PROGRAM (every day 10.00 - 16.00)
MONDAY
Contested Urban Spaces - Bike tour The tour explores the neighborhood of Kreuzberg connecting a series of ingenious urban interventions and radically different uses of the public space. We will visit alternative models of urban planning that are not only devised by architects and urban planners, but by a thriving creative scene and numerous civic platforms.
TUESDAY
Reading group* @UdK Presentation by Valentina Presentation by Rosario
WEDNESDAY
Illusion and Reality: Bike Tour The tour explores the reconstruction site of a seventeenth century Baroque palace, the Berliner Schloß and the former Tempelhof Airfield - Tempelhofer Feld- recently object of a momentous citizens referendum against the city government’s master plan for its redevelopment.
THURSDAY
Prototyping Publication @UdK
FRIDAY
Gardening, solar cooking, foraging, jam making @ Berlin Farm Lab - Ideenfarm. Presentation of the “Summer school for Applied Autonomy” Discussion
SATURDAY
Prototyping Publication @UdK Farewell drinks
* Bibliography
- Silvia Federici, Feminism and the politics of the Commons, from the commoner.org - Indy Johar, excerpts from Compendium for the civic economy, published from 00:/, London
Tutors
Valentina Karga, born in Chalkidiki, Greece, is an artist and architect based in Berlin. After she got her masters in architecture (University of Thessaly), she has been a fellow at the University of the Arts Berlin (UDK), Graduate school. Often through collaborative actions, her work addresses issues such as autonomy, education, sustainability, communication, the DIY, the commons and the role of engagement and participation in the contemporary society and the arts. She is the founder of the “Summer school for Applied Autonomy” in Berlin, a research initiative interested in capturing the technical know-how but also the social, political and affective aspects involved in autonomous living. She is also a member of Collective Disaster. Among others, she has shown her work at the National museum of Contemporary art in Athens and the Athens Biennial.
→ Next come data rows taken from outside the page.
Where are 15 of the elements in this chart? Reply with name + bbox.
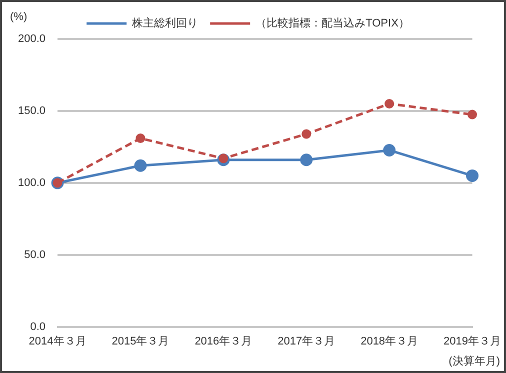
x-tick-label: 2018年３月 — [360, 335, 418, 348]
x-tick-label: 2019年３月 — [444, 335, 502, 348]
x-tick-label: 2015年３月 — [112, 335, 170, 348]
x-tick-label: 2014年３月 — [28, 335, 86, 348]
y-tick-label: 0.0 — [30, 320, 46, 333]
x-tick-label: 2017年３月 — [278, 335, 336, 348]
y-tick-label: 100.0 — [18, 176, 46, 189]
x-axis-title: (決算年月) — [448, 354, 500, 368]
y-axis-title: (%) — [10, 11, 28, 24]
y-tick-label: 50.0 — [24, 248, 46, 261]
y-tick-label: 200.0 — [18, 33, 46, 46]
legend-label: （比較指標：配当込みTOPIX） — [256, 16, 410, 30]
x-tick-label: 2016年３月 — [194, 335, 252, 348]
y-tick-label: 150.0 — [18, 104, 46, 117]
legend-label: 株主総利回り — [131, 16, 198, 30]
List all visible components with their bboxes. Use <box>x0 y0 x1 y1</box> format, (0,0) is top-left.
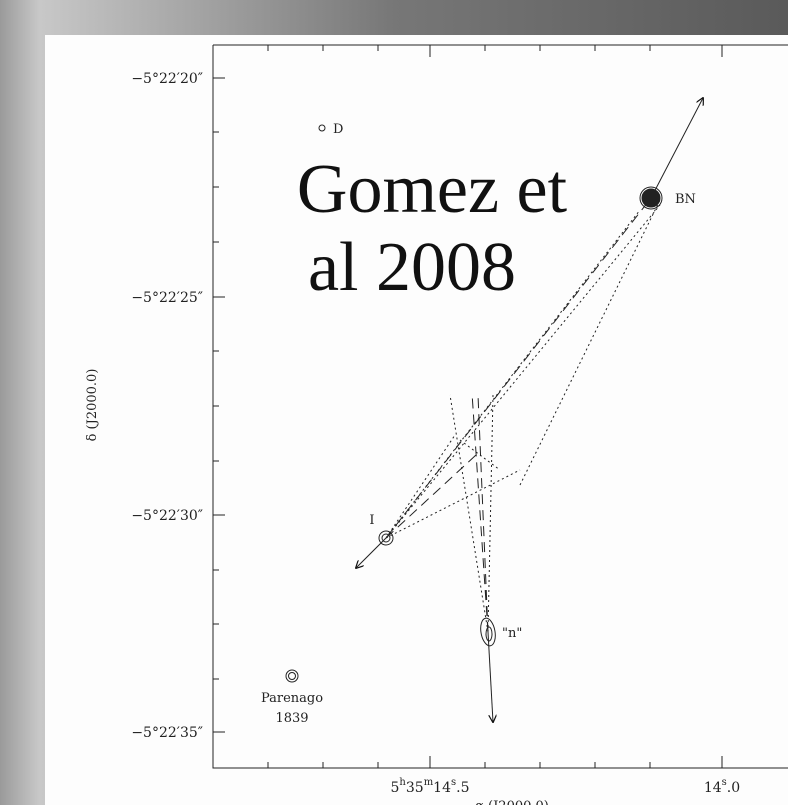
x-tick-part: m <box>424 777 434 788</box>
y-tick-label: −5°22′35″ <box>131 725 203 741</box>
x-tick-part: 14 <box>704 780 722 796</box>
plot-frame <box>212 44 788 769</box>
source-label: BN <box>675 192 696 207</box>
source-label: 1839 <box>275 711 308 726</box>
x-tick-part: s <box>722 777 727 788</box>
figure-panel <box>45 35 788 805</box>
y-tick-label: −5°22′30″ <box>131 508 203 524</box>
overlay-title: Gomez et <box>297 151 568 228</box>
motion-lines <box>356 98 703 722</box>
source-label: "n" <box>502 626 522 641</box>
x-tick-label: 5h35m14s.5 <box>390 777 469 796</box>
sources <box>285 124 663 683</box>
x-axis-label: α (J2000.0) <box>475 799 549 805</box>
source-label: I <box>369 513 374 528</box>
overlay-title: al 2008 <box>308 229 516 306</box>
source-label: D <box>333 122 343 137</box>
x-tick-part: 14 <box>433 780 451 796</box>
x-tick-part: 35 <box>406 780 424 796</box>
x-tick-part: .0 <box>727 780 740 796</box>
y-tick-label: −5°22′20″ <box>131 71 203 87</box>
y-tick-label: −5°22′25″ <box>131 290 203 306</box>
x-tick-part: h <box>399 777 406 788</box>
y-axis-label: δ (J2000.0) <box>85 369 100 442</box>
x-tick-part: .5 <box>456 780 469 796</box>
x-tick-part: s <box>451 777 456 788</box>
source-label: Parenago <box>261 691 323 706</box>
x-tick-label: 14s.0 <box>704 777 740 796</box>
x-tick-part: 5 <box>390 780 399 796</box>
Rosario Talevi (Buenos Aires, 1983). Trained as an architect in the public university in Buenos Aires and Berlin. Her practice is focused on the role and the possibilities of architecture in its most broadest form. Her work spans academic and applied research, teaching, editorial and design projects. She is currently investigating the transformation of Berlin's undervalued, transitional and forgotten spaces that offer an alternative to the pregnant neo-liberal politics shaping our environment. Alongside her own work she has collaborated with different architecture collectives (a77, raumlabor) and has taught Urban Morphology at the University of Buenos Aires and Experimental Architecture at the Technische Universität Berlin.